One of the biggest questions that many retirees have as they approach retirement is whether or not to stop working or to work for another year. Financial experts have even coined a term for this and call it the “work one more year syndrome” as it’s so prevalent. In some cases those nearing retirement go through this syndrome as they fear that their retirement savings won’t last and, unfortunately, in many cases that’s true.
Whether or not you have sufficient funds to retire is one of the main reasons to keep working longer and below you’ll find a number of others as well as some suggestions and advice that will help you to determine whether you should stay in the workforce for another year or get out while the getting’s good. Enjoy.
One thing to consider is adding an income stream during retirement that doesn’t take too much effort. Frankly, there are many who believe that retirement means that they’re going to completely stop any and all of their activities that create income but, in many cases, retirement opens the door to making a bit of income on a side. From investing in real estate and becoming a landlord to turning your hobby into an income generating activity, there are plenty of ways to generate a few bucks to keep from having to take money out of your nest egg and stretch your retirement funds a bit further. If you can do this, you may not need to continue working for that extra year.
By building a reasonable amount of cushion into your plans you may well be able to retire now rather than later, sure, working another year means that your retirement nest egg will be bigger but, if you develop a detailed budget now and identify those areas where you could considerably cut back on spending, you may be able to forgo working at extra year and get started on your retirement now. The fact is, while working longer is certainly a conservative plan for retirement, there are many other plans that work just as well. You also need to consider where you are storing the cushion. A TFSA VS RRSP is probably the way to go. A tax free savings account allows your savings to enjoy tax free growth, tax free withdrawals, as well as the ability to redeposit the money as you choose. A registered retirement savings plan just doesn’t enjoy the same tax benefits as a TFA.
Understanding how the 4% rule works and creating a plan based on it is definitely a must. While it’s easy to understand that withdrawing 4% annually is generally a sustainable plant, very few people know the actual intricacies behind this financial rule of thumb. Having a clear understanding of how future changes will affect your portfolio, knowing the asset allocation that’s going to be used, as well as knowing how all of these numbers are calculated will help you to determine whether or not retiring now is an option or if working another year is going to be a necessity.
The more flexibility that you have with withdrawals the better chance that you’ll be able to retire sooner than later. The fact is, you can greatly improve the chance that your nest egg will never be depleted simply by keeping track of the market and suspending the inflation increase when they don’t cooperate. This goes against the 4% rule that assumes that a retiree will start withdrawing a fixed amount immediately and then increase their withdrawals by inflation, even if the market goes south. Fortunately this can usually be accomplished by cutting back on some parts of your budget temporarily and, in most cases, you won’t even notice the sacrifice. If you do it right, working an extra year will probably not be a necessity.

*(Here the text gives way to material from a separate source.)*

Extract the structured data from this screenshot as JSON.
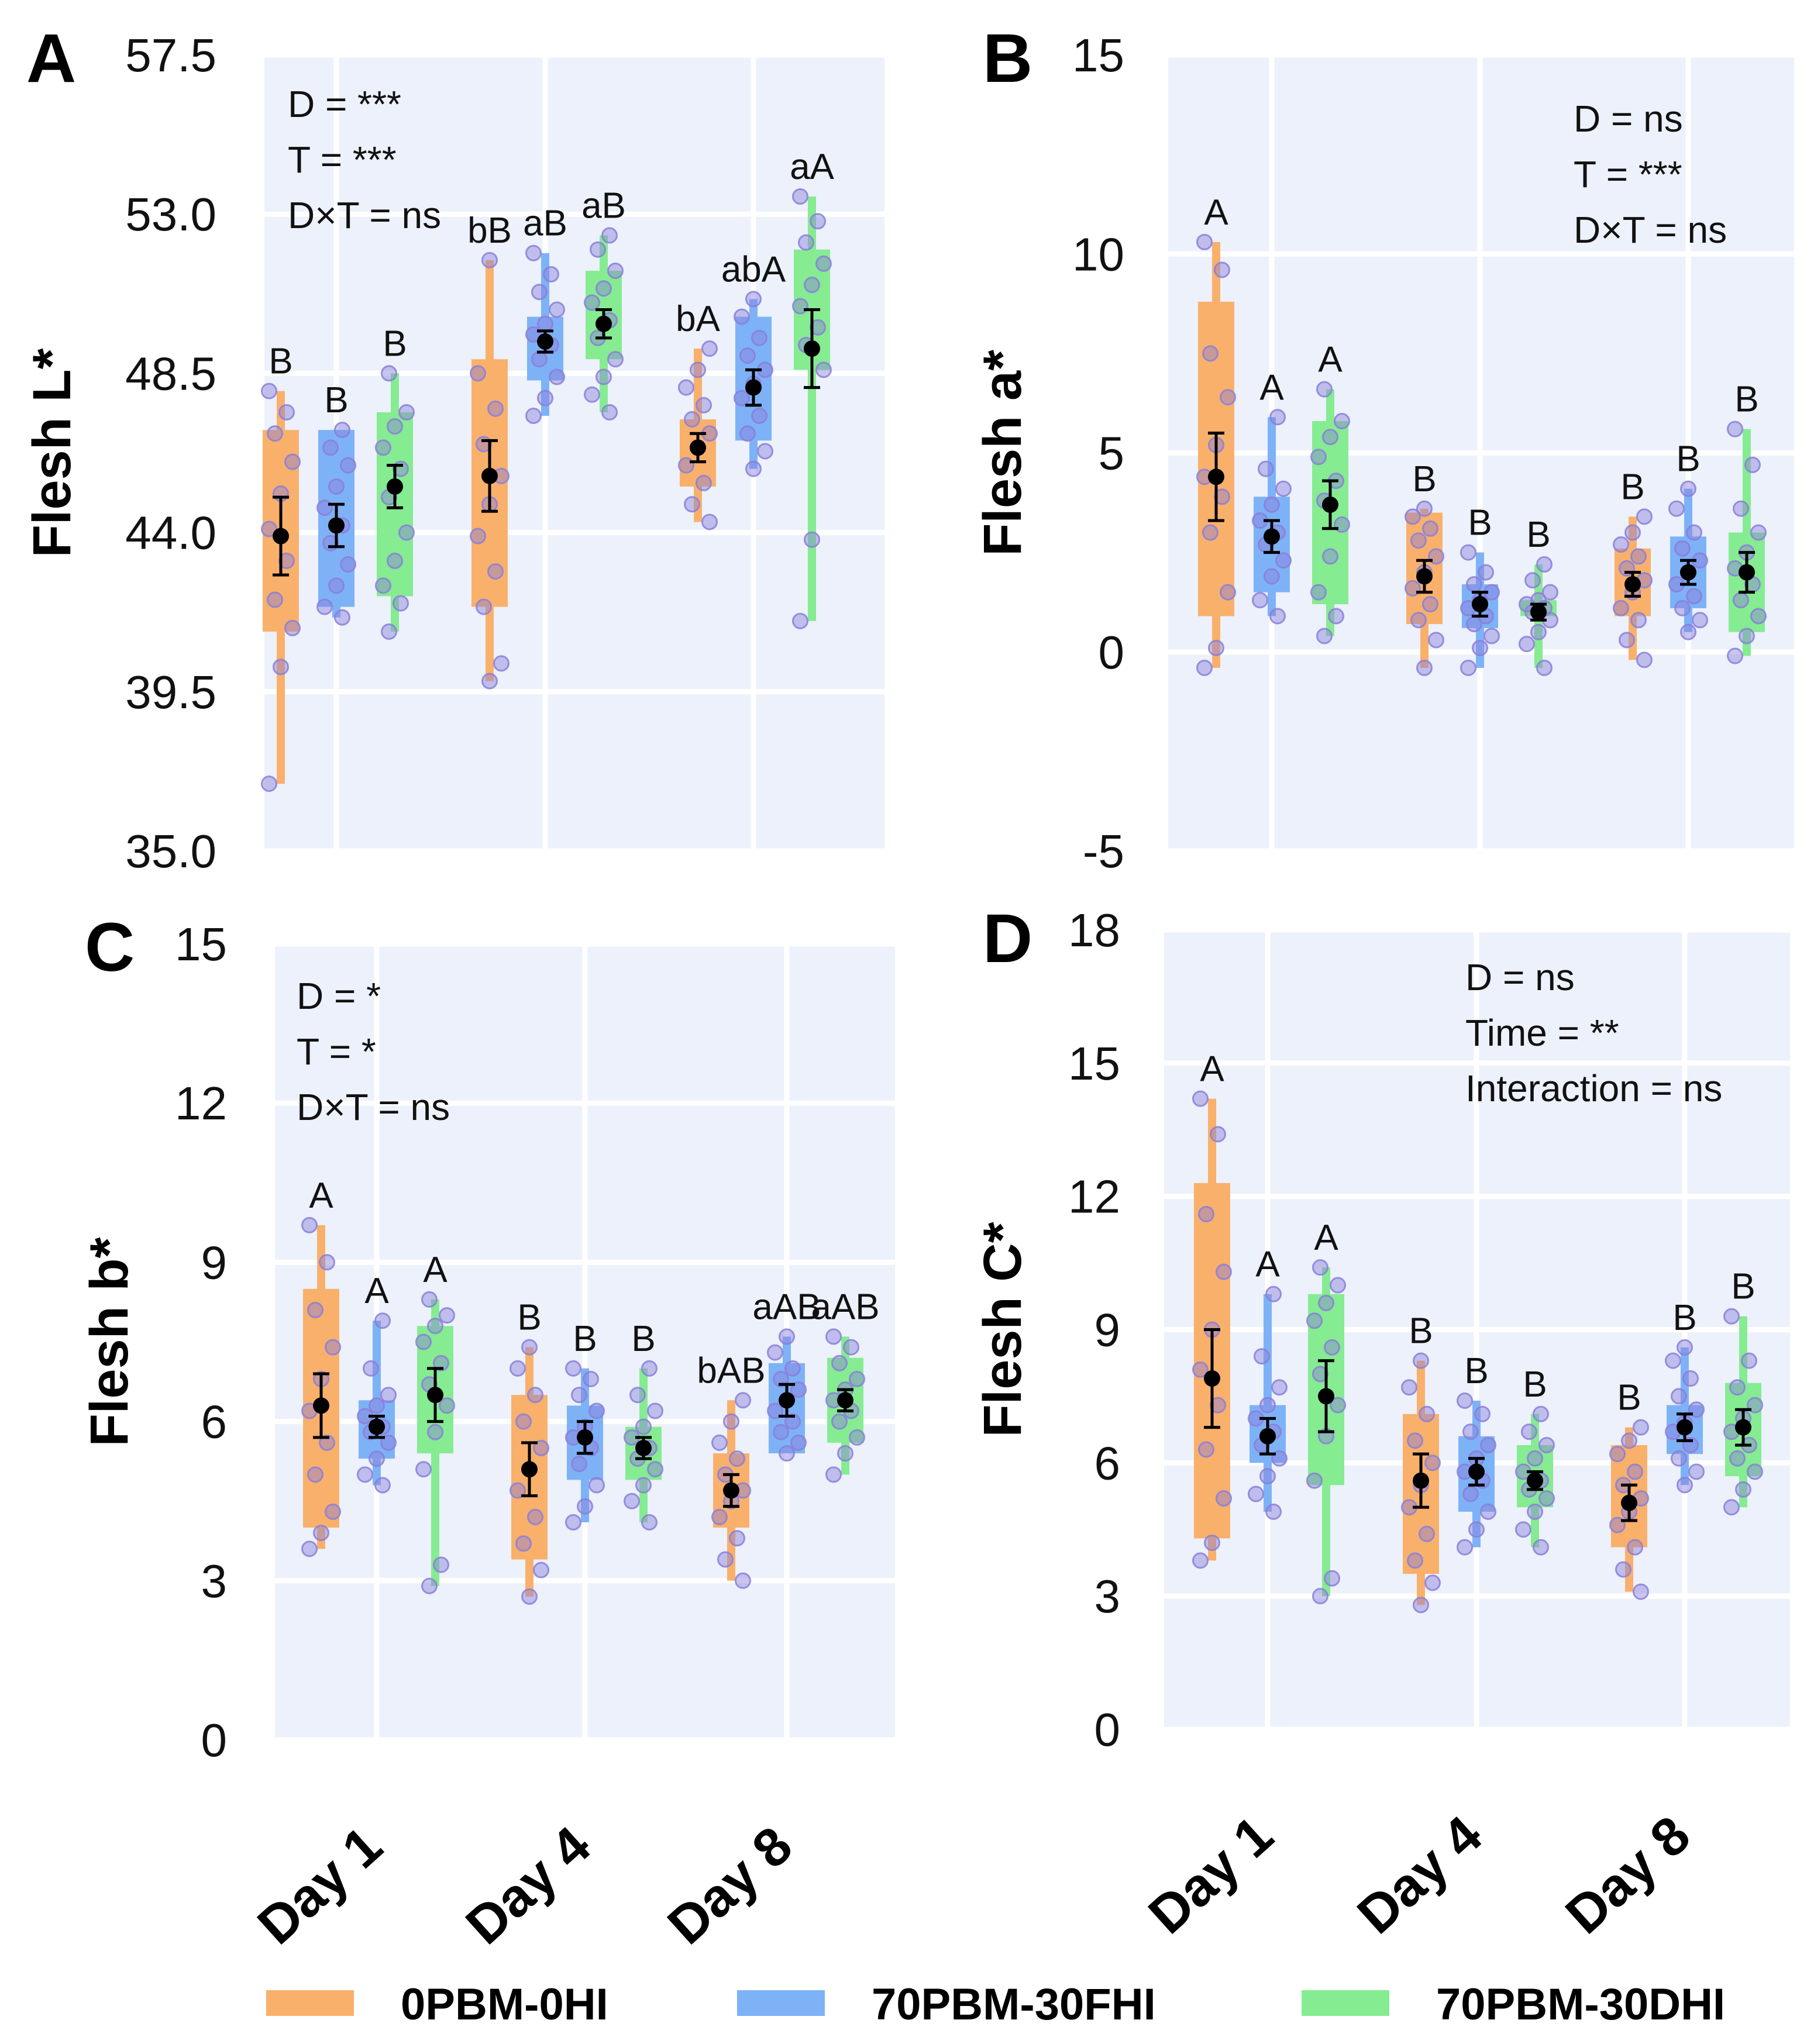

The fact is, it’s always best to be optimistic about the future and, even though future returns might not be as good as a used to be, your portfolio will generally do fine as long as you don’t have the unfortunate circumstance of retiring during the same time that the market is going through a significant downturn. If you’re flexible with your spending you can always find another job if this happens but, in most cases, if you’ve done your planning correctly and the market is looking good, retiring now is probably not a bad idea.
The fact is that nobody knows for sure if their retirement nest egg will last them for the rest of their life. With that in mind, taking a few precautions now and, if need be, working an extra year to build that retirement account up may mean the difference between living your retirement in style or not.
By familiarizing yourself with some of the strategies that we’ve gone over above you’ll be able to weather any unforeseen events that occur and, as soon as you hit that wonderful retirement savings goal, you’ll be able to quit your job and start enjoying those golden years if you choose to.